Custom training

In this page, it is expected that the user has successfully run a first reference training on Hockolicious.

The objective is now to train the AI on another map, not preconfigured by the authors. As an exercise, we recommend setting up a simple map such as A02-Race.

Define a Reference Line

We define a reference trajectory along which the agent’s progress is measured.

This reference trajectory does not need to be fast. The authors usually drive along the centerline of the map.

Use the following command to create a file maps/map.npy for your map from a replay.

python scripts/tools/gbx_to_vcp.py {path_to_replay}.Replay.Gbx

Rename the file to your liking so that it is not overwritten in the future.

The authors recommend the following nomenclature: {map_name}_0.5m_{trajectory_description}.npy. Trajectory description may be cl when the replay was driven on the centerline, or {player_name} if a known player’s trajectory was used as reference.

Note

To define the reference line, points are sampled every 50cm along the replay’s trajectory. Over the course of the project, the terms “Virtual Checkpoints”, “VCP”, “zones” have been used to refer to these points.

Check the Reference Line

This step is optional, but recommended. We want to visualize the reference line to check its position on the map.

Launch a game instance with the argument /configstring="set custom_port 8477".

Load the map.

Run the following command:

python scripts/tools/tmi2/add_vcp_as_triggers.py maps/A02-Race_0.5m_cl.npy -p 8477

Note

The -p argument allows you to choose the port used to connect to the game instance. You can freely change 8477 to any other available port.

Edit the configuration file

Open config_files/config.py in a text editor. This file contains the hyperparameters that define a training run.

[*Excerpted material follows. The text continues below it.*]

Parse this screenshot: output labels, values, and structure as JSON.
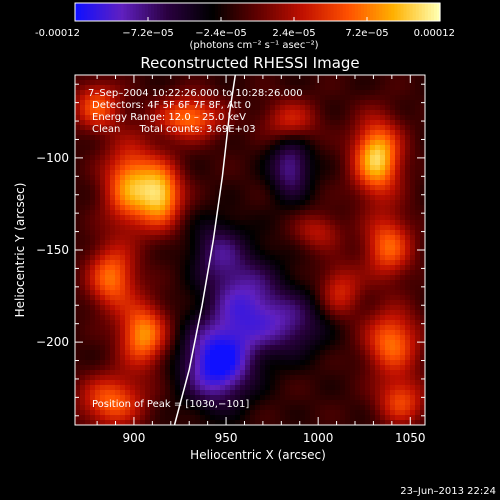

Find where the variable map_cycle is defined, near the bottom of the page. Read the comment that describes how a map_cycle is defined. Edit the map_cycle so that the AI only trains on A02-Race.

"""
In this section we define the map cycle.

It is a list of iterators, each iterator must return tuples with the following information:
    - short map name        (string):     for logging purposes
    - map path              (string):     to automatically load the map in game.
                                          This is the same map name as the "map" command in the TMInterface console.
    - reference line path   (string):     where to find the reference line for this map
    - is_explo              (boolean):    whether the policy when running on this map should be exploratory
    - fill_buffer           (boolean):    whether the memories generated during this run should be placed in the buffer

The map cycle may seem complex at first glance, but it provides a large amount of flexibility:
    - can train on some maps, test blindly on others
    - can train more on some maps, less on others
    - can define multiple reference lines for a given map
    - etc...

The example below defines a simple cycle where the agent alternates between four exploratory runs on map5, and one
evaluation run on the same map.

map_cycle = [
    repeat(("map5", '"My Challenges/Map5.Challenge.Gbx"', "map5_0.5m_cl.npy", True, True), 4),
    repeat(("map5", '"My Challenges/Map5.Challenge.Gbx"', "map5_0.5m_cl.npy", False, True), 1),
]
"""

Note

For those who wish to dive deeper into the project, there are many similar comments spread within the codebase explaining how the AI is trained.

Locate the variable global_schedule_speed. We expect A02-Race to be slightly easier to train than ESL-Hockolicious: we can define a faster annealing for training hyperparameters.

global_schedule_speed = 0.8

For maps like map5 or E03-Endurance we would typically use a global_schedule_speed close to 1.5.